125 "ruptures conventionnelles collectives" envisagées dans la région — Pimkie

Le siège PSA à Rueil-Malmaison (Hauts-de-Seine), le 2 octobre 2017. En tout cas, les ruptures conventionnelles collectives, ce nouveau dispositif qui permet aux employeurs de proposer à plusieurs salariés des départs sur la base du volontariat et sans motif économique, ont trouvé un large écho médiatique.

La réforme du Code du travail, créée par les ordonnances est entrée en vigueur depuis le 1er janvier. Lundi après-midi, c'est la direction de l'enseigne de prêt à porter Pimkie qui convoque un comité d'entreprise à Villeneuve d'Ascq, dans le Nord pour lancer des négociations. La CGT, citée par Le Figaro, a d'ailleurs expliqué que les salariés seraient fixés sur leur sort dès le début du mois de février puisque trois autres réunions sont prévues d'ici-là entre la direction et les syndicats pour arriver à un accord sur ces départs qui devront être volontaires. En effet depuis 2015, l'entreprise est déficitaire et les pertes enregistrées par Pimkie s'élèvent à 45 millions d'euros. Plus de 200 emplois, sur les 1.900 du groupe en France, pourraient disparaître avec ce plan de restructuration, selon les syndicats.

"L'objectif est d'anticiper les transformations majeures et de renforcer l'employabilité des salariés à chaque étape de leur vie professionnelle", soutient l'entreprise qui rappelle que "plus de 6.000 mobilités et 1.400 parcours de reconversions internes ont été réalisées" l'an passé.

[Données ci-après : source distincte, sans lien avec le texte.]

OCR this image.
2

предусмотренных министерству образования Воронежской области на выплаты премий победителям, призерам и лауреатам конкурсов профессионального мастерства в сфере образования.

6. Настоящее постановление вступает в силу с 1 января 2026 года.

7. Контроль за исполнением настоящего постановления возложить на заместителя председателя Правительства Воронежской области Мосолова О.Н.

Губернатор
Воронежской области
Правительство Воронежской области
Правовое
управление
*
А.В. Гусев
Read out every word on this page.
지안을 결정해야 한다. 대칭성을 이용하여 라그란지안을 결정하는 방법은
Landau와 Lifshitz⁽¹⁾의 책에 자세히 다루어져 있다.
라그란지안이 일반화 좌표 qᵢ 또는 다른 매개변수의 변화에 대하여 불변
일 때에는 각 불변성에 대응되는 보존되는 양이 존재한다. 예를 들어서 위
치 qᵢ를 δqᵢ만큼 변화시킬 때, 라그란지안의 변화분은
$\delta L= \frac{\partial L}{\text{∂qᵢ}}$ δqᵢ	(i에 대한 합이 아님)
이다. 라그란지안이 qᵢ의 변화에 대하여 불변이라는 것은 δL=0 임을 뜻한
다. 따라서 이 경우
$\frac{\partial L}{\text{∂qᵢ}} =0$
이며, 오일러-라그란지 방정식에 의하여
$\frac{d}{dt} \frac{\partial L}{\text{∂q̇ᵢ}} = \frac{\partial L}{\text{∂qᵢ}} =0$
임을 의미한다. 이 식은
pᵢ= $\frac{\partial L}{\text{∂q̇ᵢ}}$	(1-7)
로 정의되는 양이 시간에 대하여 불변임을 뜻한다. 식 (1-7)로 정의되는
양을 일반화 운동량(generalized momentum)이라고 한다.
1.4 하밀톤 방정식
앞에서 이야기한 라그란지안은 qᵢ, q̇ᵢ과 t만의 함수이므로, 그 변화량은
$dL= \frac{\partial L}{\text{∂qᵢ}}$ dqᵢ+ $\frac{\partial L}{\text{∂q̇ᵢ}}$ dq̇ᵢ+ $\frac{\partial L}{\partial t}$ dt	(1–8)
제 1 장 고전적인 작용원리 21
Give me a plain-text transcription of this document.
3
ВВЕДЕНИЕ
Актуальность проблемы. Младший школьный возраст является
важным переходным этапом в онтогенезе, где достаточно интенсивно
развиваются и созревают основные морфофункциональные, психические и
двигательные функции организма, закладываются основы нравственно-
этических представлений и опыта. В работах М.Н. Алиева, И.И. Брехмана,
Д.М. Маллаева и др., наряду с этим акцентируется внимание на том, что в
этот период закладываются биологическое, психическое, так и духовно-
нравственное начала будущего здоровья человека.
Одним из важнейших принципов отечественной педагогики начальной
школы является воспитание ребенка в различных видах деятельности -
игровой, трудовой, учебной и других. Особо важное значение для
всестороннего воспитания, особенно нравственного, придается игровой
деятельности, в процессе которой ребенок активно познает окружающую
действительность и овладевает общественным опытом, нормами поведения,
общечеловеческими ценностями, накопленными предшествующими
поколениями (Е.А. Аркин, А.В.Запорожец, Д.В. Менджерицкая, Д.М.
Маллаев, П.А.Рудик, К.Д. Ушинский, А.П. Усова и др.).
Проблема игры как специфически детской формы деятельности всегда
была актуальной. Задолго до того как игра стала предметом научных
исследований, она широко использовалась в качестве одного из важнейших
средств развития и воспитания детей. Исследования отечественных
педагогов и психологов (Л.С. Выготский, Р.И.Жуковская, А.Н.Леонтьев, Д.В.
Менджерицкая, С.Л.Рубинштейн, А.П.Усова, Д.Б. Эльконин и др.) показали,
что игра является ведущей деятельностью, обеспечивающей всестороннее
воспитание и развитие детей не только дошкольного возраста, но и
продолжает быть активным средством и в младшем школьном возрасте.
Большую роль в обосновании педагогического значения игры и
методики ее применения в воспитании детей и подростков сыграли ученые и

Les ruptures conventionnelles collectives s'adresseraient en grande majorité aux effectifs dits de "structure", c'est-à-dire les postes rattachés à la communication, aux ressources humaines, au département juridique, à la direction financière, etc. Ce périmètre rassemble près de 27.000 personnes, d'après les chiffres communiqués par PSA. La porte ouverte à des plans sociaux déguisés? Dans un communiqué, elle a regretté des départs "de moins en moins volontaires" et une "explosion de la précarité avec en production, près de 8.000 travailleurs intérimaires pour moins de 30.000 ouvriers CDI en production".